2. Être une bénédiction←⤒🔗
Troisièmement, Wright croit que le travail missionnaire consiste plus à être une bénédiction qu’à être envoyé. Il suggère que le grand mandat missionnaire de Matthieu 28 a joué un rôle trop important dans la réflexion sur la mission. À cet égard, Wright est une fois de plus un adepte de John Stott qui a dit des choses similaires dans son livre Mission chrétienne dans le monde moderne5. Comme Stott, Wright met en garde contre la suraccentuation de l’aspect de « l’envoi » dans la mission. Il met en garde contre une « obsession » pour les grands impératifs de la mission, comme le grand mandat missionnaire (61). Au lieu de comprendre la mission avant tout comme étant un envoi dans le monde, Wright aimerait que la mission soit comprise comme étant une bénédiction pour la société. À cet égard, il considère l’appel d’Abram (Gn 12.1-3) comme un passage clé. Abram a été envoyé en Canaan dans le but que les nations soient bénies par sa présence et son intercession en leur faveur. Wright fait l’étonnante suggestion que l’appel d’Abram dans Genèse 12 est plus digne d’être appelé « le grand mandat missionnaire » que Matthieu 28.18-20. Il dit ceci :
« Il serait tout à fait approprié et pas une mauvaise idée si nous prenions ce texte comme étant “le grand mandat missionnaire”, et c’est certainement le fondement biblique sur lequel repose le texte de Matthieu qui est habituellement élevé à ce rôle » (214, souligné comme dans l’original).

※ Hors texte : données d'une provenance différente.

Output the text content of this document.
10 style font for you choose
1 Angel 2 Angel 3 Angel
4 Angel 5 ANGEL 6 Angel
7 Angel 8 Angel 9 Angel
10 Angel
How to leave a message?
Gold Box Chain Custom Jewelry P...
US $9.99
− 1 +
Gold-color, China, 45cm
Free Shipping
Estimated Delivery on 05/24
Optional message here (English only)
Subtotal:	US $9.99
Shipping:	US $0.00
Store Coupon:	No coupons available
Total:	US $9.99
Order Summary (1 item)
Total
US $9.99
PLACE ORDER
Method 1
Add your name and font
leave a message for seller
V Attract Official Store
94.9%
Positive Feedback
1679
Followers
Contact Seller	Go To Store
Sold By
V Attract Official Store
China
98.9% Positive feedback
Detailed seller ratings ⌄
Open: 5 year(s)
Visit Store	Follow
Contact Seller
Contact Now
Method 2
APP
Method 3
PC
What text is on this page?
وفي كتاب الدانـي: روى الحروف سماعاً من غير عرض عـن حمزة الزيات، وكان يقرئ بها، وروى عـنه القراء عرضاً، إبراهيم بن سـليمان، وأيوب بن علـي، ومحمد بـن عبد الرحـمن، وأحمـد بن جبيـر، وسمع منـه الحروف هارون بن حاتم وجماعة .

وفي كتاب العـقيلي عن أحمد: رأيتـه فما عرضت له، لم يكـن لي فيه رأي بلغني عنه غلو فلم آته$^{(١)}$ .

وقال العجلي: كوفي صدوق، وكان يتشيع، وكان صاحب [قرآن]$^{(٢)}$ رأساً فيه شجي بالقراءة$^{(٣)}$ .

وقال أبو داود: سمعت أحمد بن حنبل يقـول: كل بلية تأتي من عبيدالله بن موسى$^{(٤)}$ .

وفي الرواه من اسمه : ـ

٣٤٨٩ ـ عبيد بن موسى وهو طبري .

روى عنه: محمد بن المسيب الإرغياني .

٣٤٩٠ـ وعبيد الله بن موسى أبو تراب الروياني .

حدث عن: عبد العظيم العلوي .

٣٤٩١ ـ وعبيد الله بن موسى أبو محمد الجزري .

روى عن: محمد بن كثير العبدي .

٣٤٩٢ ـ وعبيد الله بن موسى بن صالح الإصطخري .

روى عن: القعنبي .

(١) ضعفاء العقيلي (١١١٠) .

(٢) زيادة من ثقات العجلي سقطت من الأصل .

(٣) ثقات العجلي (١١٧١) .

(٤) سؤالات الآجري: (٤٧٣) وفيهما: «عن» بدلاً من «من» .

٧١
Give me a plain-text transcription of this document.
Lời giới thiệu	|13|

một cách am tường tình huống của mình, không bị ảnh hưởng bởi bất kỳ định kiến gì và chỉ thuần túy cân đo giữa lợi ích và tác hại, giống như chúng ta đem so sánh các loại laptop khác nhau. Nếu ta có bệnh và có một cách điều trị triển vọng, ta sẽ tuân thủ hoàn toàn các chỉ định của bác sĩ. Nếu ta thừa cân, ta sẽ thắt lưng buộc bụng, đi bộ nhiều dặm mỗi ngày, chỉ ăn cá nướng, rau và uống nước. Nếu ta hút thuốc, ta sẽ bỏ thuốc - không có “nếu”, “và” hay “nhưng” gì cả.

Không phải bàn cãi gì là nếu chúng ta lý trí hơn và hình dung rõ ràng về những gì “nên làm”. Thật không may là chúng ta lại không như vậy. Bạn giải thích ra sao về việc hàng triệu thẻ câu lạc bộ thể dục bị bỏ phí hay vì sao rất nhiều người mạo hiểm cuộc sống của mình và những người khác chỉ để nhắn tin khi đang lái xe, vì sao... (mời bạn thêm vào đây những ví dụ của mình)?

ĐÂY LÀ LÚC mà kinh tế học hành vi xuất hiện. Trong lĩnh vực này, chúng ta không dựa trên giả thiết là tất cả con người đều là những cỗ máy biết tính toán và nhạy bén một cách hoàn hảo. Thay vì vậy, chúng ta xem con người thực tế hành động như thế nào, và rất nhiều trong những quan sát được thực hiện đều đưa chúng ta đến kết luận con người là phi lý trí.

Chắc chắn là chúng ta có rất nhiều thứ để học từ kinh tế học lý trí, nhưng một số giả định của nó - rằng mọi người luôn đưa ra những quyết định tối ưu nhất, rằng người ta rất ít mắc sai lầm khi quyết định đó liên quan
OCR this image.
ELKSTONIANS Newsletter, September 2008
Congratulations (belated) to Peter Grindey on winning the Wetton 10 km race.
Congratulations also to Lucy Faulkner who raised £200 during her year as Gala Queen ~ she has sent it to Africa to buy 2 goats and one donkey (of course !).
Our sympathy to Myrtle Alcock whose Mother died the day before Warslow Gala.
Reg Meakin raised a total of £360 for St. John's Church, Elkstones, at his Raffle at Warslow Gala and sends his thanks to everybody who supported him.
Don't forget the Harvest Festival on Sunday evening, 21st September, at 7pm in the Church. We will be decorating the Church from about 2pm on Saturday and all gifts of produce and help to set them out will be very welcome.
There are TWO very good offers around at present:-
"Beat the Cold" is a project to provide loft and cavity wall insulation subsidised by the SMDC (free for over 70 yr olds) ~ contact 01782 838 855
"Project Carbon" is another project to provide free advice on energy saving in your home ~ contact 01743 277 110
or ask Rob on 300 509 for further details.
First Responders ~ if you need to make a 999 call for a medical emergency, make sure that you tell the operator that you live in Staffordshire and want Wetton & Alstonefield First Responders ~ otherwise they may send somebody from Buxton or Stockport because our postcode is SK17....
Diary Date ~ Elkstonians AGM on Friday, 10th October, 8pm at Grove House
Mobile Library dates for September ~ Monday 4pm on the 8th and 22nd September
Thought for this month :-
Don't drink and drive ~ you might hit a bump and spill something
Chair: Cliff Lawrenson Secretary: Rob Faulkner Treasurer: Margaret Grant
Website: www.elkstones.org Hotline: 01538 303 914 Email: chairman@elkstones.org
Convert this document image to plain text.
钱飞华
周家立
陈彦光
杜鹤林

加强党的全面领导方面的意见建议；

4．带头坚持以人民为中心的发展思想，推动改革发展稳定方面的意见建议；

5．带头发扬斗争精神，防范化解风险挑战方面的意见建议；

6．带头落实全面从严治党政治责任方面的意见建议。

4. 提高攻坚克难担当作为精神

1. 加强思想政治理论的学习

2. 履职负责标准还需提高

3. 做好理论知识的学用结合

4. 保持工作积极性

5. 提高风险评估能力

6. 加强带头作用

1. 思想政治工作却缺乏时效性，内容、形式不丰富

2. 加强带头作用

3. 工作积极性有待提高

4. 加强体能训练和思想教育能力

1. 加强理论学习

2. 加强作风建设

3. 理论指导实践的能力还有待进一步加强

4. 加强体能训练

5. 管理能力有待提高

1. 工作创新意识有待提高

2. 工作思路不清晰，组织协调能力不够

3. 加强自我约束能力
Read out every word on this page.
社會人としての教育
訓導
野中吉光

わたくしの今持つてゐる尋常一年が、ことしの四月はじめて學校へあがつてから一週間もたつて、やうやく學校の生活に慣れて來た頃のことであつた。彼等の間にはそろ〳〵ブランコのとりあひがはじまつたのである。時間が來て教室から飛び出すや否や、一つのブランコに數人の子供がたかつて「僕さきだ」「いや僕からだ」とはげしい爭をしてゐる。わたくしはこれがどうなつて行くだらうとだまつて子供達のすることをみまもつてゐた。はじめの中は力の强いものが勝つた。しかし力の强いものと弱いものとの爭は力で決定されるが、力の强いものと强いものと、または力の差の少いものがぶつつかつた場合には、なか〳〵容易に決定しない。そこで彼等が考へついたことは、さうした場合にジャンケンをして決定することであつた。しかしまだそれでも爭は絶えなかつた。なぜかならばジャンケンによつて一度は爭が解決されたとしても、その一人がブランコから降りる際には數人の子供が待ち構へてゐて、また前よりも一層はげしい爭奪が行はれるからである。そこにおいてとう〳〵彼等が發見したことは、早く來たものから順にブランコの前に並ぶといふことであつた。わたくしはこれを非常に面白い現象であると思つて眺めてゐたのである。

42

Quatrièmement, Wright suggère que certains événements ou motifs de l’Ancien Testament devraient jouer un rôle plus important dans notre compréhension de la mission. L’un de ces événements est l’Exode, que Wright appelle « le modèle de rédemption de Dieu », ce qui a des implications importantes. Plutôt que de considérer le pardon des péchés et la réconciliation avec Dieu comme étant des aspects clés de la rédemption, Wright suggère que nous devrions regarder l’Exode afin de déterminer la nature de la rédemption. Il soutient que la rédemption que les Israélites ont reçue par l’Exode avait des dimensions politiques, économiques, sociales et spirituelles. C’était un salut de type holistique. Il conclut :
« Ainsi, bien que l’exode soit un événement unique dans l’histoire d’Israël dans l’Ancien Testament, il est aussi un modèle paradigmatique et tout à fait reproductible de la manière dont Dieu veut agir dans le monde… » (275).
En d’autres termes, la mission de Dieu est toujours la même : il veut bénir les gens sur les plans politique, économique, social et spirituel. Le travail missionnaire doit donc se concentrer sur tous ces aspects. Un autre thème de l’Ancien Testament que Wright prend pour « paradigmatique » est l’année du Jubilé, qu’il appelle « le modèle de restauration de Dieu » (300).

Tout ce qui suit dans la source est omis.